Several market-focused support measures, such limitations on short sales or lower trading fees, as well as several vaguely supportive government pronouncements, have not succeeded in stopping the selloff.

Geopolitics: Tucker Carlson will publish his dreaded interview with Putin tonight. Western media have repeatedly told us that independent journalism is persecuted in Russia, yet yesterday the European Union threatened to block the journalist’s entry in retaliation for his reporting. Is Europe becoming the very thing it claims to criticise?

No doubt the expectations and repercussions this interview will achieve will be stratospheric. What impact will it have on the conflict in Ukraine and the tensions of war between NATO and Russia?

Meanwhile, the Swedish government has announced the end of the investigation into the Nord stream II explosion.  The resolution of this investigation has been disappointing for all parties concerned, as it concludes simply that “Sweden has no jurisdiction to continue this investigation”, leaving the resolution of this enigma even more mysterious.  It should also be noted that the international cooperation in this investigation was done with affected countries such as Germany, but surprisingly excluding Russia, the main affected country, from the investigation.

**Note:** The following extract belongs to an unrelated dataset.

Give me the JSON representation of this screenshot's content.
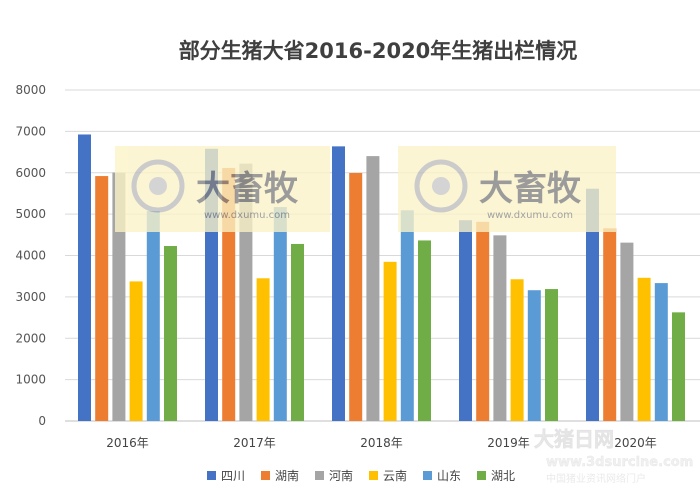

The American journalist and Pulitzer Prize winner Seymour Hersh has published an update on his investigations in this regard.  Headlining the issue on his blog he goes on to say the following “How America Took Out The Nord Stream Pipeline”.  In which he openly accuses the Biden administration of running a sabotage operation with the help of the CIA, preventing trade relations between Germany and Russia from flourishing, which is the main reason for the economic recession Germany is currently facing. Germany, however, has since declined to comment on the matter.